Atribusi ( Kesimpulan Tentang Orang lain)

ATRIBUSI

Untuk menilai orang lain berdasarkan sifat-sifat, tujuan, atau kemampuan tertentu, mengharuskan kita untuk membuat atribusi atau kesimpulan tentang mereka. Karena kita tidak memiliki akses tentang pikiran-pikiran pribadi, motif, ataupun perasaan orang lain, kita membuat kesimpulan tentang sifat-sifat mereka berdasarkan perilaku yang dapat kita amati. Dengan membuat atribusi semacam itu kita dapat meningkatkan kemampuan kita dalam meramalkan apa yang diperbuat oleh orang tersebut di kemudian hari.
Secara sederhana Atribusi sering diartikan sebagai kesimpulan tentang sebab-sebab perilaku seseorang.
Terdapat beberapa pendekatan berlainan yang dapat digunakan untuk menjelaskan proses atribusi. Tiap-tiap pendekatan memiliki prinsip dasar untuk menyimpulkan sebab-sebab perilaku.

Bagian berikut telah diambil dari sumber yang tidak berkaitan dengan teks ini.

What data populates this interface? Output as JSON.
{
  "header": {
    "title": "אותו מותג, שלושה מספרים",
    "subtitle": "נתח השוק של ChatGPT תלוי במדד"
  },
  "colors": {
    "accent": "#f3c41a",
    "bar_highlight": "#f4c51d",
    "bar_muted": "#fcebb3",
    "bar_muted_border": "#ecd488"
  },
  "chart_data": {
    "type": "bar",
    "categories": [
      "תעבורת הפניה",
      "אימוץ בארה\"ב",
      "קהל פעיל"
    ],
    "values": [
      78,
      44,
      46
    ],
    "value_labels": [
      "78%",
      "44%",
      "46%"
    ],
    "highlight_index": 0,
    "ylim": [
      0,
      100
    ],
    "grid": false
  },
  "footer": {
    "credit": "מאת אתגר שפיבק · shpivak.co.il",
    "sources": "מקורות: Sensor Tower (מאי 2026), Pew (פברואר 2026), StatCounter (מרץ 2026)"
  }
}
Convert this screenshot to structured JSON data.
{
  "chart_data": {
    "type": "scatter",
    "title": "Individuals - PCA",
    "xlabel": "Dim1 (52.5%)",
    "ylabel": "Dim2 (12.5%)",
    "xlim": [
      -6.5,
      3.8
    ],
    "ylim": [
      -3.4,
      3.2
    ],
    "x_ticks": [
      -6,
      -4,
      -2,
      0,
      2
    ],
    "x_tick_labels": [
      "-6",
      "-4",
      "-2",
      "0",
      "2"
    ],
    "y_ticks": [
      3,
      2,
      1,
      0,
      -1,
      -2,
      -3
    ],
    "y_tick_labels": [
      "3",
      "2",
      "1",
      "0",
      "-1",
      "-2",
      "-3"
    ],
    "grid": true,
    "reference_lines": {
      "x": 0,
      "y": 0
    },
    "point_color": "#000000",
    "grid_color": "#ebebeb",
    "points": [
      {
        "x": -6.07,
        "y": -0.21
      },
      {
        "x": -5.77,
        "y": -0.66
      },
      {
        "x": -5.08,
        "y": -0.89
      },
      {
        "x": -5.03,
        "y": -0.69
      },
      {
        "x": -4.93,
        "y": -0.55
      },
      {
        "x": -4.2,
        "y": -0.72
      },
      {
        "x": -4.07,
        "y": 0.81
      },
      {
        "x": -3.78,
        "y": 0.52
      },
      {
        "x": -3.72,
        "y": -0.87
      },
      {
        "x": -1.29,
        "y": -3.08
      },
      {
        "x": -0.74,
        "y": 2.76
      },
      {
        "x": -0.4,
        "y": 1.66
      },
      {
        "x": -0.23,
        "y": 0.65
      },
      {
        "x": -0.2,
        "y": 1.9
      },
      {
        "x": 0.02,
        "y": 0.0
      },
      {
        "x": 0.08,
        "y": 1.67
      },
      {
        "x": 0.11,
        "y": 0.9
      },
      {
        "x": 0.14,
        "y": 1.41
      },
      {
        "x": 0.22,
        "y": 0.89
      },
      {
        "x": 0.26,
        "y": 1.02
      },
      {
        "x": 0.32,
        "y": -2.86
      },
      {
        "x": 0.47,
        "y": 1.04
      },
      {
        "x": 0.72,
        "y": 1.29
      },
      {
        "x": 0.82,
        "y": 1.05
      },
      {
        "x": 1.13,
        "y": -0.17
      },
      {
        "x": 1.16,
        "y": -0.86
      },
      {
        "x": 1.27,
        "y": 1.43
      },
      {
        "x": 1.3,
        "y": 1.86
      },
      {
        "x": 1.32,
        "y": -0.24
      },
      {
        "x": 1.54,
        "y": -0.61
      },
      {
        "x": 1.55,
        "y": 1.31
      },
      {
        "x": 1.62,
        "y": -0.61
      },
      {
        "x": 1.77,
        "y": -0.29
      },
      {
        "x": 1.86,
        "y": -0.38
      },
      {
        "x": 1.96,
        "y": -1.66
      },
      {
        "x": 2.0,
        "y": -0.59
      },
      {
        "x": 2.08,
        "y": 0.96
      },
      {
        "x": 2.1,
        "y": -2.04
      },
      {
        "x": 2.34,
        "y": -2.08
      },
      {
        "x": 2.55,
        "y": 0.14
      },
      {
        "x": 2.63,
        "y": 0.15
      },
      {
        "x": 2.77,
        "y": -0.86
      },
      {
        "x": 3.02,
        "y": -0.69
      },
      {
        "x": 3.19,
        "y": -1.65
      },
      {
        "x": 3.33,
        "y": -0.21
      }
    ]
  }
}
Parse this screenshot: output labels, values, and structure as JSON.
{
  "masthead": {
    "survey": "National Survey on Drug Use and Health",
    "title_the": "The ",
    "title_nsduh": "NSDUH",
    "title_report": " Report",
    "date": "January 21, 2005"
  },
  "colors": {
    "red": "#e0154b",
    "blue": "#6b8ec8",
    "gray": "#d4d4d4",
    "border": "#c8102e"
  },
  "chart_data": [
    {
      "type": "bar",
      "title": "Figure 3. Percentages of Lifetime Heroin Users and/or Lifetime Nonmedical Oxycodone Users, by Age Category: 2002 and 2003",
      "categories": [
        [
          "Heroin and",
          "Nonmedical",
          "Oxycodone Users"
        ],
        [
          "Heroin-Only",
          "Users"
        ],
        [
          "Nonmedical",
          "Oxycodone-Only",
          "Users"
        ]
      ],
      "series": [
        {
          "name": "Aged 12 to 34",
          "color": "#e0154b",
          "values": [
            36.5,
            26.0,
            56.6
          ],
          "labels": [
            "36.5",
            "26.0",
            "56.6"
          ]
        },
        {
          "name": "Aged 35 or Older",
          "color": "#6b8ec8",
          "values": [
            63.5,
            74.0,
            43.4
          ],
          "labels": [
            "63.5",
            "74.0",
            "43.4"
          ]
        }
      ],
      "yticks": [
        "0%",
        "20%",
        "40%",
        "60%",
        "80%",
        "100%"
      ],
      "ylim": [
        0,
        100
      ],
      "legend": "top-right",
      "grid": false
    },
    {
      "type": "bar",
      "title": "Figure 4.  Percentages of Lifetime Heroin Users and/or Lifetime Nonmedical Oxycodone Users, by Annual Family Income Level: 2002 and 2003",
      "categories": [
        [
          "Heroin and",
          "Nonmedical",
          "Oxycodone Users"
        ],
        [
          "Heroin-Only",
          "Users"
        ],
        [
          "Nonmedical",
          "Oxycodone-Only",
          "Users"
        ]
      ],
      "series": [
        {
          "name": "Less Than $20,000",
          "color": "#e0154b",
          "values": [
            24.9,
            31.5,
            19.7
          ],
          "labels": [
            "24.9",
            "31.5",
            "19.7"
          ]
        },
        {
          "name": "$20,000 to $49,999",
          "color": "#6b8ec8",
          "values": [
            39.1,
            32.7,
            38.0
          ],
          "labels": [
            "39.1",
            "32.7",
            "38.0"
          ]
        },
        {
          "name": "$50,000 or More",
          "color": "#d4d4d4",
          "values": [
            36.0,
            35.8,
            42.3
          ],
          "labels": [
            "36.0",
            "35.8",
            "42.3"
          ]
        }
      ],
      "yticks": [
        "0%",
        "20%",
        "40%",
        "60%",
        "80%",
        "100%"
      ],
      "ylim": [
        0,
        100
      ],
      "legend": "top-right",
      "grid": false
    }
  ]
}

1.  Psikologi Naif dari Heider
Minat Psikologi Sosial terhadap proses atribusi diawali dengan teori Fritz Heider (l958), yang peduli tentang usaha kita untuk memahami arti perilaku orang lain, khususnya bagaimana kita mengidentifikasi sebab-sebab tindakannya. 
Secara umum, perilaku dapat disebabkan oleh daya-daya personal (personal forces), seperti kemampuan atau usaha, atau oleh daya-daya lingkungan (environmental forces), seperti keberuntungan atau taraf kesukaran suatu tugas. Jika suatu tindakan diatribusi sebagai  daya personal, akibatnya akan berbeda dengan tindakan yang diatribusi sebagai daya lingkungan.  Misalnya, andaikan kita sedang antre utuk membeli tiket di Gedung Bioskop, tiba-tiba seorang laki-laki tinggi-besar menabrak kita. Kita mungkin mengatribusinya sebagai daya pribadi (kita simpulkan sebagai kesengajaan dari laki-laki itu untuk menyakiti kita). Jika demikian, kita akan marah atau sakit hati. Namun jika kita mengatribusi peristiwa tersebut disebabkan daya lingkungan (misalnya kita simpulkan sebagai kecelakaan karena laki-laki tersebut tersandung karpet yang tidak rata), maka kita akan memaafkan laki-laki tersebut atau bersikap ramah terhadapnya. 
Kita menyimpulkan (mengatribusi) suatu tindakan disebabkan daya personal hanya jika orang yang kita persepsi tersebut mempunyai kemampuan untuk bertindak, berniat untuk melakukan, dan berusaha untuk menyelesaikan tindakannya. Jika demikian atribusi kita, kita beranggapan bahwa hal tersebut berhubungan dengan sifatnya, sehingga dapat kita gunakan untuk meramalkan tindakan-tindakannya di masa yang akan datang. Di sisi lain, jika kita mengatribusi sebagai daya lingkungan, hal ini tidak ada hubungannya dengan sifat orang yang kita persepsi, sehingga tidak dapat digunakan untuk meramalakan tindakan-tindakannya di masa yang akan datang.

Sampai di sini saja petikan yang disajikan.